8 Canadian Desserts You Should Learn About

Canada offers a lot more than just bacon and maple syrup. Did you know Canada’s desserts can give classic American desserts a run for their money? Some of the most famous Canadian sweet treats which are found across bakeries or local fairs are meant to be served hot and are made with fresh seasonal produce. Needless to say, some of the most popular desserts across Canada are warm dishes which are meant to offer heat during chilly winters.

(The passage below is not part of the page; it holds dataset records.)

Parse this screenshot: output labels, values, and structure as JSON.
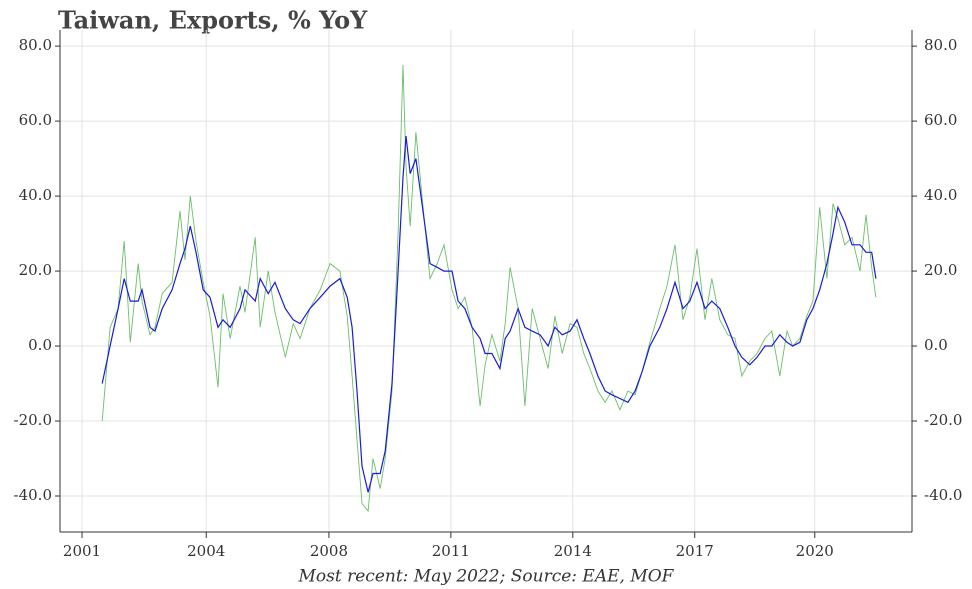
{
  "chart_data": {
    "type": "line",
    "title": "Taiwan, Exports, % YoY",
    "caption": "Most recent: May 2022; Source: EAE, MOF",
    "x": [
      2002.0,
      2002.21,
      2002.42,
      2002.58,
      2002.74,
      2002.95,
      2003.05,
      2003.26,
      2003.39,
      2003.58,
      2003.84,
      2004.05,
      2004.18,
      2004.32,
      2004.47,
      2004.66,
      2004.84,
      2005.05,
      2005.18,
      2005.37,
      2005.63,
      2005.76,
      2006.03,
      2006.16,
      2006.37,
      2006.55,
      2006.82,
      2007.03,
      2007.21,
      2007.47,
      2007.74,
      2008.0,
      2008.26,
      2008.45,
      2008.58,
      2008.71,
      2008.84,
      2009.0,
      2009.13,
      2009.32,
      2009.45,
      2009.63,
      2009.79,
      2009.92,
      2010.0,
      2010.11,
      2010.26,
      2010.42,
      2010.63,
      2010.82,
      2011.0,
      2011.21,
      2011.37,
      2011.55,
      2011.74,
      2011.95,
      2012.08,
      2012.26,
      2012.47,
      2012.61,
      2012.74,
      2012.95,
      2013.13,
      2013.32,
      2013.53,
      2013.74,
      2013.92,
      2014.11,
      2014.32,
      2014.5,
      2014.68,
      2014.84,
      2015.05,
      2015.24,
      2015.42,
      2015.63,
      2015.84,
      2016.03,
      2016.21,
      2016.42,
      2016.68,
      2016.87,
      2017.08,
      2017.29,
      2017.47,
      2017.66,
      2017.87,
      2018.05,
      2018.26,
      2018.47,
      2018.66,
      2018.84,
      2019.05,
      2019.24,
      2019.45,
      2019.63,
      2019.84,
      2020.03,
      2020.18,
      2020.37,
      2020.55,
      2020.71,
      2020.89,
      2021.08,
      2021.24,
      2021.37,
      2021.55,
      2021.74,
      2021.95,
      2022.11,
      2022.26,
      2022.37
    ],
    "series": [
      {
        "color": "#6abf69",
        "values": [
          -20,
          5,
          10,
          28,
          1,
          22,
          12,
          3,
          5,
          14,
          17,
          36,
          23,
          40,
          28,
          17,
          8,
          -11,
          14,
          2,
          16,
          9,
          29,
          5,
          20,
          9,
          -3,
          6,
          2,
          10,
          15,
          22,
          20,
          8,
          -8,
          -25,
          -42,
          -44,
          -30,
          -38,
          -30,
          -12,
          30,
          75,
          48,
          32,
          57,
          40,
          18,
          22,
          27,
          15,
          10,
          13,
          5,
          -16,
          -5,
          3,
          -4,
          6,
          21,
          10,
          -16,
          10,
          2,
          -6,
          8,
          -2,
          6,
          5,
          -2,
          -6,
          -12,
          -15,
          -12,
          -17,
          -12,
          -13,
          -7,
          1,
          10,
          16,
          27,
          7,
          13,
          26,
          7,
          18,
          7,
          3,
          2,
          -8,
          -4,
          -2,
          2,
          4,
          -8,
          4,
          0,
          2,
          8,
          12,
          37,
          18,
          38,
          34,
          27,
          29,
          20,
          35,
          21,
          13
        ]
      },
      {
        "color": "#1a1adb",
        "values": [
          -10,
          0,
          10,
          18,
          12,
          12,
          15,
          5,
          4,
          10,
          15,
          22,
          26,
          32,
          25,
          15,
          13,
          5,
          7,
          5,
          10,
          15,
          12,
          18,
          14,
          17,
          10,
          7,
          6,
          10,
          13,
          16,
          18,
          13,
          5,
          -12,
          -32,
          -39,
          -34,
          -34,
          -28,
          -10,
          20,
          45,
          56,
          46,
          50,
          38,
          22,
          21,
          20,
          20,
          12,
          10,
          5,
          2,
          -2,
          -2,
          -6,
          2,
          4,
          10,
          5,
          4,
          3,
          0,
          5,
          3,
          4,
          7,
          2,
          -2,
          -8,
          -12,
          -13,
          -14,
          -15,
          -12,
          -7,
          0,
          5,
          10,
          17,
          10,
          12,
          17,
          10,
          12,
          10,
          5,
          0,
          -3,
          -5,
          -3,
          0,
          0,
          3,
          1,
          0,
          1,
          7,
          10,
          15,
          22,
          30,
          37,
          33,
          27,
          27,
          25,
          25,
          18
        ]
      }
    ],
    "xlim": [
      2000.89,
      2023.32
    ],
    "ylim": [
      -49.6,
      84.3
    ],
    "xticks": [
      {
        "value": 2001.47,
        "label": "2001"
      },
      {
        "value": 2004.74,
        "label": "2004"
      },
      {
        "value": 2007.97,
        "label": "2008"
      },
      {
        "value": 2011.18,
        "label": "2011"
      },
      {
        "value": 2014.39,
        "label": "2014"
      },
      {
        "value": 2017.6,
        "label": "2017"
      },
      {
        "value": 2020.76,
        "label": "2020"
      }
    ],
    "yticks": [
      {
        "value": -40,
        "label": "-40.0"
      },
      {
        "value": -20,
        "label": "-20.0"
      },
      {
        "value": 0,
        "label": "0.0"
      },
      {
        "value": 20,
        "label": "20.0"
      },
      {
        "value": 40,
        "label": "40.0"
      },
      {
        "value": 60,
        "label": "60.0"
      },
      {
        "value": 80,
        "label": "80.0"
      }
    ],
    "grid": true
  }
}
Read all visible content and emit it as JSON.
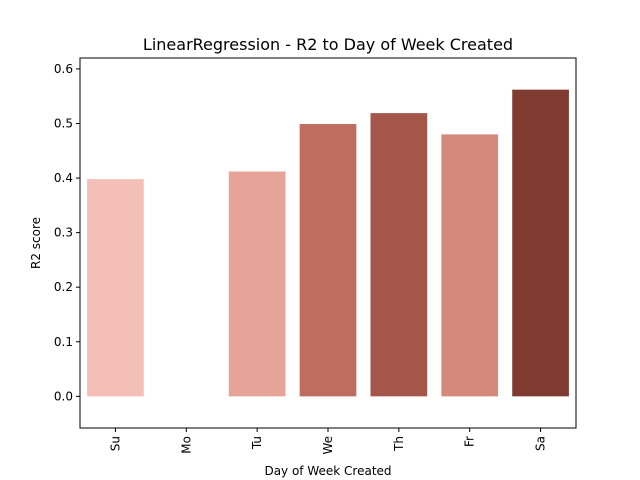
{
  "chart_data": {
    "type": "bar",
    "title": "LinearRegression - R2 to Day of Week Created",
    "xlabel": "Day of Week Created",
    "ylabel": "R2 score",
    "categories": [
      "Su",
      "Mo",
      "Tu",
      "We",
      "Th",
      "Fr",
      "Sa"
    ],
    "values": [
      0.398,
      0.0,
      0.412,
      0.499,
      0.519,
      0.48,
      0.562
    ],
    "colors": [
      "#f4bfb6",
      "#ffffff",
      "#e6a397",
      "#bf6d5f",
      "#a35649",
      "#d5897b",
      "#803b31"
    ],
    "ylim": [
      -0.058,
      0.62
    ],
    "yticks": [
      0.0,
      0.1,
      0.2,
      0.3,
      0.4,
      0.5,
      0.6
    ],
    "ytick_labels": [
      "0.0",
      "0.1",
      "0.2",
      "0.3",
      "0.4",
      "0.5",
      "0.6"
    ],
    "grid": false,
    "legend": "none"
  }
}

But there are some other desserts as well, which have a balance of flavours and textures. The popular flapper pie, for instance, is a classic custard pie topped with pie and was named so because it came up in the ‘flapper girl’ era. Here are some other Canadian desserts you need to explore when you head up north.

Butter Tarts

This Ontario speciality is a beloved Canadian classic. These decadent pastries consist of a flaky pastry shell filled with a gooey mixture of butter, sugar, syrup (often corn syrup or maple syrup), and eggs. Some variations include the addition of raisins, nuts, or even chocolate. Butter tarts strike the perfect balance between sweet and buttery richness, making them a cherished breakfast treat.

Nanaimo Bar

Nanaimo Bars hail from the city of Nanaimo in British Columbia and are a quintessential Canadian dessert. This no-bake confection features three distinct layers: a crumbly base made of graham cracker crumbs, cocoa, coconut, and nuts; a creamy custard-flavoured butter icing middle layer; and a smooth chocolate ganache topping. The combination of textures and flavours makes Nanaimo bars an irresistible indulgence.


Named after the iconic flat tail of the beaver, BeaverTails are a popular Canadian dessert that originated in Ottawa, Ontario. These indulgent pastries are made from stretched-out circles of sweet dough, deep-fried until golden and crispy, and then topped with an array of sweet toppings such as cinnamon sugar, chocolate hazelnut spread, fruit compote, or maple butter. BeaverTails are a favourite treat at winter festivals and fairs across Canada.

Pouding Chômeur

Originating from Quebec, pouding chômeur, which translates to "unemployed person's pudding," is a comforting and economical dessert with humble origins. This dessert consists of a simple cake batter poured over a layer of maple syrup or brown sugar sauce before baking. As it bakes, the cake rises, and the sauce creates a luscious caramelized layer on the bottom. Pouding chômeur is typically served warm with a dollop of whipped cream or vanilla ice cream.

Maple Taffy

Maple taffy, also known as tire d'érable, is a traditional Canadian treat enjoyed during the winter months, particularly during maple syrup season. To make maple taffy, hot maple syrup is poured onto packed snow or ice, where it quickly cools and solidifies into a chewy, sticky candy. Maple taffy is typically served on a stick or rolled up onto a popsicle stick, and it offers a terrific balance of the sweet maple flavour and icy freshness.

Blueberry Grunt

Hailing from the Maritime provinces, particularly Nova Scotia, blueberry grunt is a comforting dessert that combines plump, juicy blueberries with tender dumplings cooked in a sweetened sauce. The name "grunt" refers to the sound the berries make as they cook and release their juices. Blueberry grunt is traditionally served warm with a dollop of whipped cream or a scoop of vanilla ice cream

Sugar Pie

Sugar pie, or tarte au sucre, is a traditional dessert from Quebec that showcases the province's deep love for maple syrup and rich, indulgent sweets. This pie features a flaky pastry crust filled with a sweet, custardy filling made from a combination of maple syrup, cream, butter, and brown sugar. Sugar pie is typically baked until the filling sets and develops a caramelized top, resulting in a decadent and satisfying dessert.

Saskatoon Berry Pie

Indigenous to the Canadian prairies, Saskatoon berries are a flavourful and nutritious fruit that bears a resemblance to blueberries. Saskatoon berry pie is a popular dessert in Western Canada, particularly in the provinces of Saskatchewan and Alberta. This pie features a buttery pastry crust filled with sweet-tart Saskatoon berries, often enhanced with a touch of sugar, lemon juice, and spices.